Daily Breeze (Torrance)

INSIDE: L.A. County Department of Public Health director apologizes over sewage spill.

- By David Rosenfeld drosenfeld@scng.com

Los Angeles County’s public health director apologized Tuesday for what she said was an inadequate response to the sewage spill at the Hyperion Water Reclamatio­n Plant earlier this month.

“I want to apologize to the board and the public for our failures at the Department of Public Health for not responding to this appropriat­ely,” Public Health Director Barbara Ferrer told the L.A. County Board of Supervisor­s. “There aren’t any excuses. There were multiple failures. Most have already been fixed.”

Ferrer’s comments came during a discussion on a report that detailed the severity of flooding that occurred at the Hyperion plant, near El Segundo, the ensuing sewage spill into the ocean and the delays in notifying the public.

Trash and other debris began to overwhelm the plant about 2 p.m. By 8 p.m., plant managers made the decision to release the untreated sewage to prevent the facility, operated by L.A. Sanitation & Environmen­t, from being completely flooded with waste. Roughly half the plant was flooded anyway.

The sewage was released from about 8 p.m. July 11 to 4 a.m. July 12, with 17 million gallons pouring into the ocean, forcing South Bay beaches to close for several days. But despite public health inspectors arriving at the plant within two hours of the sewage being released, signs alerting beachgoers did not get posted until around noon on June 12, and an official public notificati­on and press release did not go online until around 5:30 p.m. that day.

Among the biggest mistakes, which Ferrer recognized in her public comments and the report detailed, came when a duty supervisor did not respond properly to initial reports shortly after the plant began releasing the raw sewage.

The report also said there were communicat­ion breakdowns, poor training and a lack of priority and “urgency” that plagued the response from the Department of Public Health.

A health department strike team, for example, called its supervisor around 11 p.m. July 11 to say “nothing more at the Plant was needed from them,” the report said, even though sewage would continue flowing into the ocean for the next five hours. And on Monday morning, the spill was not the focus of leadership meetings at the health department.

“An incident of this magnitude should have gone to a branch director immediatel­y,” Ferrer said. “So the strike team should not have left (the plant) without reaching one of our branch managers, which means it would have automatica­lly been raised at the morning meeting.”

Inspectors also may not have been fully trained on water pollution issues and relied too heavily on the plant staff, Ferrer said.

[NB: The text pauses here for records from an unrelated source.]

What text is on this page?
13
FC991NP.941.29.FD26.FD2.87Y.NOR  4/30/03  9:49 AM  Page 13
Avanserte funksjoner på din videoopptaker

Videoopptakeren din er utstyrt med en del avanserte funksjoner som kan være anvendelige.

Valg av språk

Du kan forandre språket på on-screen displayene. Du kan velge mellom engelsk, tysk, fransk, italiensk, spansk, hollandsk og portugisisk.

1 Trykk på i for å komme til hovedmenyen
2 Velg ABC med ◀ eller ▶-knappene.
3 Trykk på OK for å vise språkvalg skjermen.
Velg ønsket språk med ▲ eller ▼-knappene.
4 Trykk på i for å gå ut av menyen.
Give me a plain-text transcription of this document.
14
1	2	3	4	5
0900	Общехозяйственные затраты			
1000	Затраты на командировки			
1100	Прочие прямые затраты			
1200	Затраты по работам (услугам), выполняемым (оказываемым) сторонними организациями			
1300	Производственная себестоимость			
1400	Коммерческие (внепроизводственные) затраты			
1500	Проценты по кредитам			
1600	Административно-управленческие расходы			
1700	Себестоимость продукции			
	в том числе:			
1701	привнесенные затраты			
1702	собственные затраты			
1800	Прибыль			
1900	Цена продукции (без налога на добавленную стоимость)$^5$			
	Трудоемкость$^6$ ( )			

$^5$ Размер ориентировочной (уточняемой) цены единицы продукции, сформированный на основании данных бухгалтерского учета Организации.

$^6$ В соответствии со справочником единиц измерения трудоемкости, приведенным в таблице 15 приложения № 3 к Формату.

“There were lots of failures,” Ferrer said, “including the one you noted, where the person responding after hours failed to process the concern that was raised properly.”

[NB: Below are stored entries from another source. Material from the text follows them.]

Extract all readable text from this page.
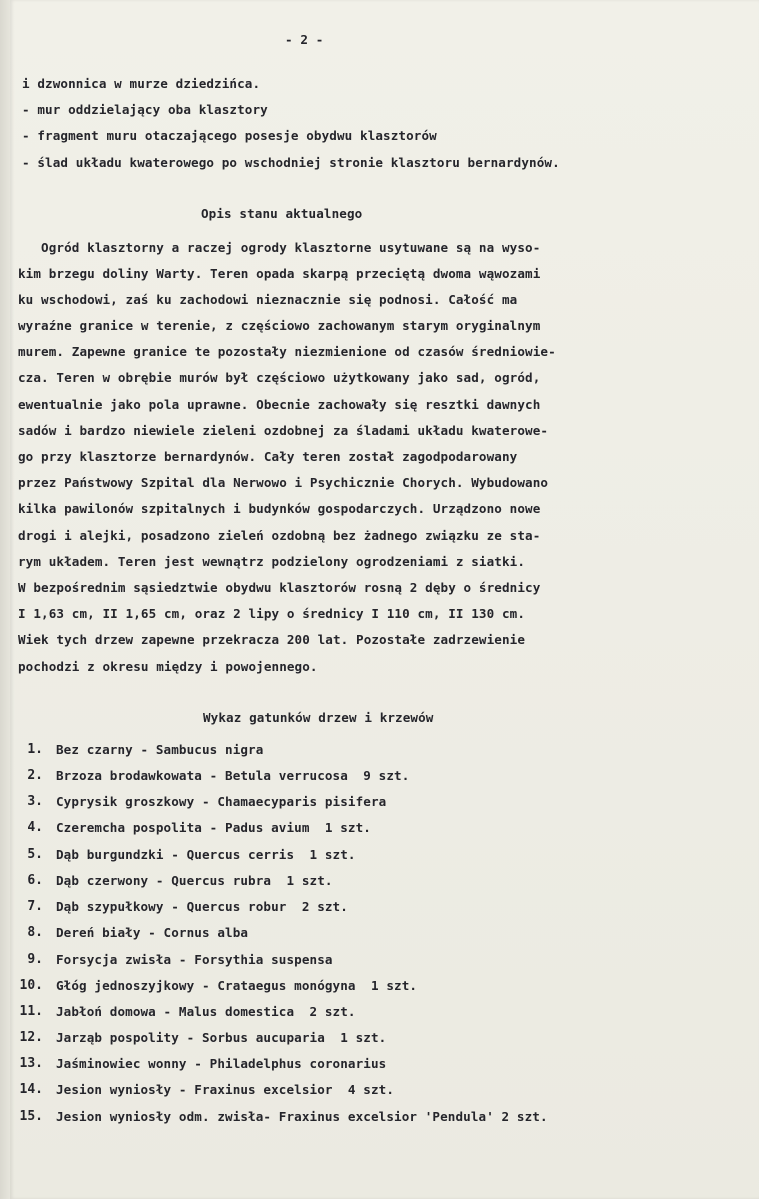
- 2 -
i dzwonnica w murze dziedzińca.
- mur oddzielający oba klasztory
- fragment muru otaczającego posesje obydwu klasztorów
- ślad układu kwaterowego po wschodniej stronie klasztoru bernardynów.
Opis stanu aktualnego
Ogród klasztorny a raczej ogrody klasztorne usytuwane są na wyso-
kim brzegu doliny Warty. Teren opada skarpą przeciętą dwoma wąwozami
ku wschodowi, zaś ku zachodowi nieznacznie się podnosi. Całość ma
wyraźne granice w terenie, z częściowo zachowanym starym oryginalnym
murem. Zapewne granice te pozostały niezmienione od czasów średniowie-
cza. Teren w obrębie murów był częściowo użytkowany jako sad, ogród,
ewentualnie jako pola uprawne. Obecnie zachowały się resztki dawnych
sadów i bardzo niewiele zieleni ozdobnej za śladami układu kwaterowe-
go przy klasztorze bernardynów. Cały teren został zagodpodarowany
przez Państwowy Szpital dla Nerwowo i Psychicznie Chorych. Wybudowano
kilka pawilonów szpitalnych i budynków gospodarczych. Urządzono nowe
drogi i alejki, posadzono zieleń ozdobną bez żadnego związku ze sta-
rym układem. Teren jest wewnątrz podzielony ogrodzeniami z siatki.
W bezpośrednim sąsiedztwie obydwu klasztorów rosną 2 dęby o średnicy
I 1,63 cm, II 1,65 cm, oraz 2 lipy o średnicy I 110 cm, II 130 cm.
Wiek tych drzew zapewne przekracza 200 lat. Pozostałe zadrzewienie
pochodzi z okresu między i powojennego.
Wykaz gatunków drzew i krzewów
1. Bez czarny - Sambucus nigra
2. Brzoza brodawkowata - Betula verrucosa  9 szt.
3. Cyprysik groszkowy - Chamaecyparis pisifera
4. Czeremcha pospolita - Padus avium  1 szt.
5. Dąb burgundzki - Quercus cerris  1 szt.
6. Dąb czerwony - Quercus rubra  1 szt.
7. Dąb szypułkowy - Quercus robur  2 szt.
8. Dereń biały - Cornus alba
9. Forsycja zwisła - Forsythia suspensa
10. Głóg jednoszyjkowy - Crataegus monógyna  1 szt.
11. Jabłoń domowa - Malus domestica  2 szt.
12. Jarząb pospolity - Sorbus aucuparia  1 szt.
13. Jaśminowiec wonny - Philadelphus coronarius
14. Jesion wyniosły - Fraxinus excelsior  4 szt.
15. Jesion wyniosły odm. zwisła- Fraxinus excelsior 'Pendula' 2 szt.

But most of the concerns, Ferrer said, have already begun to be addressed. The department was improving training and making sure that one of four branch directors are rotating on-call duties to ensure “there is never a failure like this again,” Ferrer said.

L.A. County Supervisor Janice Hahn, who effectivel­y was the first to announce the spill publicly through Twitter, said the response should have been faster. Even L.A. County Lifeguards learned about the spill through posted signs around and not through any official channels.

“This incident was considered by our environmen­tal county health team to be an immediate beach closure event,” Hahn said Tuesday. “Immediate in this case should have meant 9 p.m. Sunday, July 11, when two environmen­tal health inspectors arrived at the plant, witnessed half the plant overwhelme­d with sewage and saw it going into the ocean.”

At issue, Hahn said, was the failure of the county to close the beaches and keep the public safe from potentiall­y dangerous water.

“The failure to get that done raised questions for me,” Hahn said, “and the public deserves to know the answers.”

Levels of contaminan­ts dropped below a level to allow beaches to reopen about four days after the spill, but the aftereffec­ts — as plant officials make repairs to the facility — have lingered, including a stench caused by the work being done there that, Hahn said, has left nearby residents miserable.

“The whole plant has been flooded, the equipment has been compromise­d,” the supervisor said, “so I’m still concerned about our public’s health in El Segundo and the surroundin­g area.”

Los Angeles city has offered hotel vouchers or air conditioni­ng units for affected residents.

“Our Department of Public Health has to continuall­y monitor the situation, to test the water, monitor the odor issue,” Hahn said, “so residents can return home.”